Daily spot prices by region are available on the EIA website.
International futures prices: International natural gas futures prices decreased this report week. According to Bloomberg Finance, L.P., weekly average front-month futures prices for liquefied natural gas (LNG) cargoes in East Asia fell 6 cents to a weekly average of $9.25/MMBtu. Natural gas futures for delivery at the Title Transfer Facility (TTF) in the Netherlands fell 3 cents to a weekly average of $7.95/MMBtu. In the same week last year (week ending June 8, 2022), the prices were $23.41/MMBtu in East Asia and $25.68/MMBtu at TTF. Natural gas plant liquids (NGPL) prices: The natural gas plant liquids composite price at Mont Belvieu, Texas, fell by 8 cents/MMBtu, averaging $5.76/MMBtu for the week ending June 7. Weekly average ethane prices fell 3%, while natural gas prices at the Houston Ship Channel fell 8%, widening the ethane premium to natural gas by 7% week over week. Ethylene spot prices fell by 6%, decreasing the ethylene to ethane premium by 7%. Propane prices rose 2%, following Brent crude oil prices, which also rose 2%, increasing the propane discount relative to crude oil by 2%. The normal butane price fell 2%, the isobutane price fell 4%, and natural gasoline fell 3%.
Supply and Demand
Supply: According to data from S&P Global Commodity Insights, the average total supply of natural gas rose by 0.1% (0.1 Bcf/d) compared with the previous report week. Dry natural gas production decreased by 0.6% (0.7 Bcf/d), and average net imports from Canada increased by 18.6% (0.8 Bcf/d) from last week as imports returned to levels seen before the wildfires in Western Canada disrupted natural gas flows. Demand: Total U.S. consumption of natural gas rose by 7.5% (4.7 Bcf/d) compared with the previous report week, according to data from S&P Global Commodity Insights. Natural gas consumed for power generation rose by 17.6% (5.4 Bcf/d) week over week. Industrial sector consumption decreased by 0.3% (0.1 Bcf/d), and residential and commercial sector consumption declined by 5.8% (0.6 Bcf/d). Natural gas exports to Mexico were essentially unchanged, and natural gas deliveries to U.S. LNG export facilities (LNG pipeline receipts) averaged 11.9 Bcf/d, or 1.4 Bcf/d lower than last week.

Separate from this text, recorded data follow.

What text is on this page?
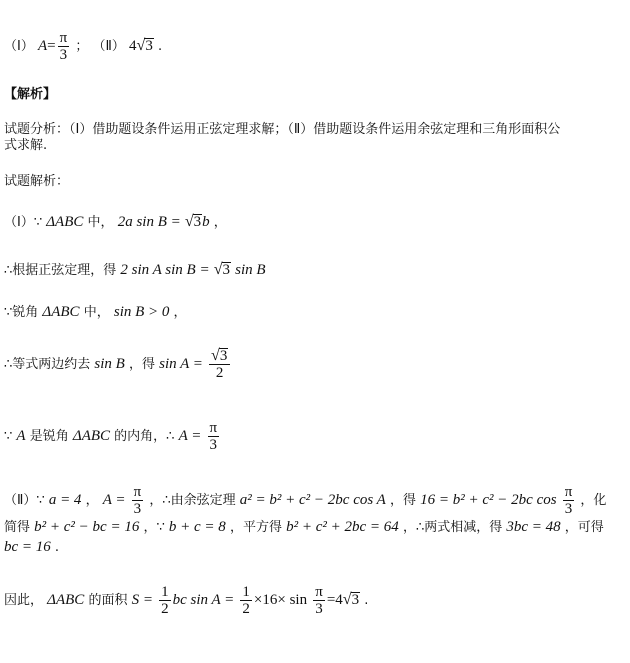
（Ⅰ） $A= \frac{\pi}{3}$ ； （Ⅱ） 4√3 .
【解析】
试题分析：（Ⅰ）借助题设条件运用正弦定理求解；（Ⅱ）借助题设条件运用余弦定理和三角形面积公
式求解.
试题解析：
（Ⅰ）∵ ΔABC 中， 2a sin B = √3b ，
∴根据正弦定理，得 2 sin A sin B = √3 sin B
∵锐角 ΔABC 中， sin B > 0 ，
∴等式两边约去 sin B ，得 $\sin A = \frac{√3}{2}$
∵ A 是锐角 ΔABC 的内角，∴ $A = \frac{\pi}{3}$
（Ⅱ）∵ a = 4 ， $A = \frac{\pi}{3}$ ，∴由余弦定理 a² = b² + c² − 2bc cos A ，得 16 = b² + c² − 2bc $\cos \frac{\pi}{3}$ ，化
简得 b² + c² − bc = 16 ，∵ b + c = 8 ，平方得 b² + c² + 2bc = 64 ，∴两式相减，得 3bc = 48 ，可得
bc = 16 .
因此， ΔABC 的面积 $S = \frac{1}{2}$ bc $\sin A = \frac{1}{2} \times 16\times \sin \frac{\pi}{3} =4√3$ .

Liquefied Natural Gas (LNG)
Pipeline receipts: Overall weekly average natural gas deliveries to U.S. LNG export terminals decreased by 10.5% (1.4 Bcf/d) week over week to average 11.9 Bcf/d this report week, according to data from S&P Global Commodity Insights. Natural gas deliveries to terminals in South Texas were essentially unchanged at 4.3 Bcf/d, while deliveries to terminals in South Louisiana decreased by 17.4% (1.4 Bcf/d) to 6.5 Bcf/d largely due to decreased flows to the Sabine Pass terminal. Maintenance scheduled for June 5 through June 9 on the Gillis compressor station on the Creole Trail Pipeline accounts for some of the decline in natural gas deliveries to Sabine Pass. Natural gas deliveries to terminals outside the Gulf Coast were essentially unchanged at 1.2 Bcf/d. For the first time since the beginning of the year, weekly average natural gas deliveries to LNG export terminals fell below 12 Bcf/d. Vessels departing U.S. ports: Twenty-two LNG vessels (six from Sabine Pass; four each from Corpus Christi and Freeport; three from Cameron; two each from Calcasieu Pass and Cove Point; and one from Elba Island) with a combined LNG-carrying capacity of 81 Bcf departed the United States between June 1 and June 7, according to shipping data provided by Bloomberg Finance, L.P.
Storage
Net injections into storage totaled 104 Bcf for the week ending June 2, compared with the five-year (2018–2022) average net injections of 100 Bcf and last year’s net injections of 99 Bcf during the same week. Working natural gas stocks totaled 2,550 Bcf, which is 353 Bcf (16%) more than the five-year average and 562 Bcf (28%) more than last year at this time. According to The Desk survey of natural gas analysts, estimates of the weekly net change to working natural gas stocks ranged from net injections of 106 Bcf to 124 Bcf, with a median estimate of 116 Bcf. The average rate of injections into storage is 8% higher than the five-year average so far in the refill season (April through October). If the rate of injections into storage matched the five-year average of 9.3 Bcf/d for the remainder of the refill season, the total inventory would be 3,948 Bcf on October 31, which is 353 Bcf higher than the five-year average of 3,595 Bcf for that time of year.